Someone else may find quality in a cyclical business that has just entered an upcycle. The stock of this company may have given 12% CAGR over past 20years , but with much higher volatility and unpredictable dividends.

The point I am trying to make here is that “quality” in relation to investments, like anything else in life, should not be considered in relative terms. The quality of a portfolio of investments should be absolute and in congruence with the underlying investment goals.

If my investment goal requires my equity portfolio to grow by 10% CAGR over next 20years, the quality for me would mean the portfolio of stocks which have high probability of growing 10% CAGR over next 20years. Performance of Nifty/Sensex; performance of competitors; performance of other sectors and markets; performance of alternative assets over this period should be mostly irrelevant to me.

Relativity may not always apply to stock analysis

There are many models to evaluate the fair value of a business, e.g., discounted cash flow method, earnings multiplier; revenue multiplier; replacement value; liquidation value etc. In practice it is seen that each business has some peculiarity and applying a standard text book valuation method may not be most appropriate way to find its fair value.
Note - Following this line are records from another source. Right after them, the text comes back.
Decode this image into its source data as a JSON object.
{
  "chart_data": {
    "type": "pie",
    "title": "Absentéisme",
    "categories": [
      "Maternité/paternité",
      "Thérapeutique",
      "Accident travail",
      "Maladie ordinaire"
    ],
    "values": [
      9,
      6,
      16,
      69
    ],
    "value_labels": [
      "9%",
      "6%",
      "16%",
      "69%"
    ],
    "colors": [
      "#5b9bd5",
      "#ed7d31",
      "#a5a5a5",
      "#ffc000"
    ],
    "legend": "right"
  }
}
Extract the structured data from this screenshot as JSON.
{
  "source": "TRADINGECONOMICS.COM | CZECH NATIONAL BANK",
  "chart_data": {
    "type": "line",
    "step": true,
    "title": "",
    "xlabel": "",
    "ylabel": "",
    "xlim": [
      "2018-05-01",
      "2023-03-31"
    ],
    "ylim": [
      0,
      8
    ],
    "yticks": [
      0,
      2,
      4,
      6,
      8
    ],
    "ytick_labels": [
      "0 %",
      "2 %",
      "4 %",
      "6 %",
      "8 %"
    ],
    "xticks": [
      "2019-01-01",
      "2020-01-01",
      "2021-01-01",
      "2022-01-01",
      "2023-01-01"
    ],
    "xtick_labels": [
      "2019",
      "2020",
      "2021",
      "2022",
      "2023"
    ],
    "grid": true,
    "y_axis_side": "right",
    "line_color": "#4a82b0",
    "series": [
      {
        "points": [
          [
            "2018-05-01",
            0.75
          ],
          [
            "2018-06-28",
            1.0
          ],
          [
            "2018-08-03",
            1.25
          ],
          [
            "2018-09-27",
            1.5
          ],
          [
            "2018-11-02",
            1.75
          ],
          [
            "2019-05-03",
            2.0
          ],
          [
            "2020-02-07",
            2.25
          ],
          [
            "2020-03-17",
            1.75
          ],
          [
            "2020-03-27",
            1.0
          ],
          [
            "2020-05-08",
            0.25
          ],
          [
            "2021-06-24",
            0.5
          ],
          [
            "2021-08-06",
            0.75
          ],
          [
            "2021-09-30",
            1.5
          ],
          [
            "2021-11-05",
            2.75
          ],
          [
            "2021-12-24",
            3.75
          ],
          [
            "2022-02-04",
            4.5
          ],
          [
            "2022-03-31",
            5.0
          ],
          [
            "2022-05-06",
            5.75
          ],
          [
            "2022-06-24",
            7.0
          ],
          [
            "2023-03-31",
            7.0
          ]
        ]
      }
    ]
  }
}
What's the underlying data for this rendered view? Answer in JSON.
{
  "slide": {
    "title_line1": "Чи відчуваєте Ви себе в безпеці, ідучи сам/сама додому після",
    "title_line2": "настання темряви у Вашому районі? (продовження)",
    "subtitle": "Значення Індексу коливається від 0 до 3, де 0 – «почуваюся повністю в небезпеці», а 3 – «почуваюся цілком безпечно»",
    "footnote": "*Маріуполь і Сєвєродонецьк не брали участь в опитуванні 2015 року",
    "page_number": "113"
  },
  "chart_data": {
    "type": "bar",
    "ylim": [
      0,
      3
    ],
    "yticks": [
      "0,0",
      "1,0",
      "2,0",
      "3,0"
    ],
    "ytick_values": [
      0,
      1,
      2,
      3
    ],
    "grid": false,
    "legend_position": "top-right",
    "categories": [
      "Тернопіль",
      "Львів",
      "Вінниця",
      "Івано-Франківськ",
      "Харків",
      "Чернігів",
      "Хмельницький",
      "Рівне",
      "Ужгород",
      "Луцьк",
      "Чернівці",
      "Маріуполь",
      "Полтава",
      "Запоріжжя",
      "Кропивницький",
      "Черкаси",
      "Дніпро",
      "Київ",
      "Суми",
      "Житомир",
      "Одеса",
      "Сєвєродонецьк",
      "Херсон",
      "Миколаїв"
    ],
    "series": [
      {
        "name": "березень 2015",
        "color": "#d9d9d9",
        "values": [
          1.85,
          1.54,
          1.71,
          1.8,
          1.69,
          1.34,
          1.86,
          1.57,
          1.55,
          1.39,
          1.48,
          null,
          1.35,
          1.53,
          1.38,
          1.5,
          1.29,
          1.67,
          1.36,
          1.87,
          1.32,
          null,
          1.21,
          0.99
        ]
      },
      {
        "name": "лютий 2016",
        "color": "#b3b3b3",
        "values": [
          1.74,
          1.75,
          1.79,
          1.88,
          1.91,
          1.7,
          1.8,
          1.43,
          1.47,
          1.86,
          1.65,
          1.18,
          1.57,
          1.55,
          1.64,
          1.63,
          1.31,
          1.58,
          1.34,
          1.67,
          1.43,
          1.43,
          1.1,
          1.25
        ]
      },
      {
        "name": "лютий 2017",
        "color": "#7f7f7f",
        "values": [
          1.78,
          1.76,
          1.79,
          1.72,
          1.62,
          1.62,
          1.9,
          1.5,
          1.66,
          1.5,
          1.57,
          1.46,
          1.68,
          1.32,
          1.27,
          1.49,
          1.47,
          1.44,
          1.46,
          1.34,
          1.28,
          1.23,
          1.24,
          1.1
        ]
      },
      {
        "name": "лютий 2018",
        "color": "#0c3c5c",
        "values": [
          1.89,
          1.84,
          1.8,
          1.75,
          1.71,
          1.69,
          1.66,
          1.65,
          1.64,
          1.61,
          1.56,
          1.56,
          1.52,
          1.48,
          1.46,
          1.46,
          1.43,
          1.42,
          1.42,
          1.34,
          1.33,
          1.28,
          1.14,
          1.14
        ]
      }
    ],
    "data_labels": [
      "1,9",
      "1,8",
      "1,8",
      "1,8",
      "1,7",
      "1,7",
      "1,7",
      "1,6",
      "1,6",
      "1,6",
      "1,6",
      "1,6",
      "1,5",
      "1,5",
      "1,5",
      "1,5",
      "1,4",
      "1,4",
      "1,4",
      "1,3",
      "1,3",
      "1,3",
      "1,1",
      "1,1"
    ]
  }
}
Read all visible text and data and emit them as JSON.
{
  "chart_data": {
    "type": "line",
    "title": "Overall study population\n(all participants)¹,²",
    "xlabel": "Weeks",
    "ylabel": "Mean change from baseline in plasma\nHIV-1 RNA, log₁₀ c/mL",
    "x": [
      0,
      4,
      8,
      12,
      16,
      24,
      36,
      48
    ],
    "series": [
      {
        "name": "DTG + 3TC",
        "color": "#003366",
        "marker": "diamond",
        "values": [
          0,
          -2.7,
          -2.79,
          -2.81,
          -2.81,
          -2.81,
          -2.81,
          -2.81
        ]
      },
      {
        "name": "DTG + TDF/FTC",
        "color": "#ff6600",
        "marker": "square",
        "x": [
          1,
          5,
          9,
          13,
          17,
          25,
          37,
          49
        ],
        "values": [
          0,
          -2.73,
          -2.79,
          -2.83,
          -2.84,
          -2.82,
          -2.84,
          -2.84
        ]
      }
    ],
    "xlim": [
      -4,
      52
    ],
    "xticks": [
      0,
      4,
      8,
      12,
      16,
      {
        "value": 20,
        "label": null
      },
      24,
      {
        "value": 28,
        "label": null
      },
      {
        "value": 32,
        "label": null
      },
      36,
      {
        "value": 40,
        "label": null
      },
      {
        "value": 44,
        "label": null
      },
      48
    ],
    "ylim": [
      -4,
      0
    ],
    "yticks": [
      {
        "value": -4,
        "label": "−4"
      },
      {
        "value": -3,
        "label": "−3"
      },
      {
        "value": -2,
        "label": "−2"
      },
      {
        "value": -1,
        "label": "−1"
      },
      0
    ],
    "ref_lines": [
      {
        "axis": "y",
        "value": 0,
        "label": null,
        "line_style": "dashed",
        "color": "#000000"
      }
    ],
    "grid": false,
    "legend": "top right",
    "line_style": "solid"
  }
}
Analysts accordingly modify the standard methods as per their understanding of the business.

Comparing the relative valuation of two businesses therefore may not be appropriate in most cases. Nonetheless it is common to evaluate businesses on relative valuation basis. The worst part is that analysts use different methods to find the fair value of a business, in accordance with the size, capital structure, off balance sheet items (eg., hidden assets or contingent liabilities) etc.; but often a common parameter is used to assess the relative valuation of two or more such businesses.

Imagine three pharma companies – one is a large diversified drug producer with presence in 40 countries; manufacturing branded generics and formulation; has a decent portfolio of specialty drugs and has a strong research capability for new molecules; second is a midsized CRAM service provider to foreign companies and third is a small domestic branded generic manufacturer with no export revenue. Would it be appropriate to compare these three businesses on the basis of PE Ratio; EV/EBIDTA; book value or dividend yield basis?

The businesses like depository services, stock brokerages, and asset management mostly collect the revenue upfront. The working capital requirement for these businesses may be negative or negligible. Comparing these businesses with NBFCs, which have a significantly different business model, risk profile and cash flows, may be highly inappropriate.

Notably, the global valuation guru Aswath Damodaran, calculated the fair value of the recently listed food delivery business Zomato to be Rs40.79 against the IPO price of Rs76 and listing price of Rs116. More than half the shares issued in IPO exchanged hands on the day of listing; implying that a large number of discerning investors were willing to pay 2.5x to 3x of fair value assessed by the guru. The quality and fair valuation obviously has different connotation for the guru and the market participants.


(Calculation of fair value by Aswath Damodaran as posted on Twitter)

 Gravity does not work in many cases

The mean reversion or gravitation pull & push for stock prices and valuations has not worked in a large number of cases. In past one decade, the prices of stocks like Asian paint, Pidilite, Dabur, etc., have consistently defied the gravitational pull to mean. Similarly, there is of dearth of stocks that have defied gravitational push to mean despite much desire of the market participants. Most notable examples of such stocks include ADAG stocks, JP Group stocks, Suzlon (all part of Nifty in 2008-09). In some cases however, gravitation force has worked just fine, e.g., PSU Banks.







To conclude, in my view, individual investors must focus on “quality” of their portfolio in absolute terms not in relative proportion; set investment goals as per their social, personal and financial conditions; and evaluate performance of their portfolio in terms of congruence to their investment goals. This shall make their job much simpler.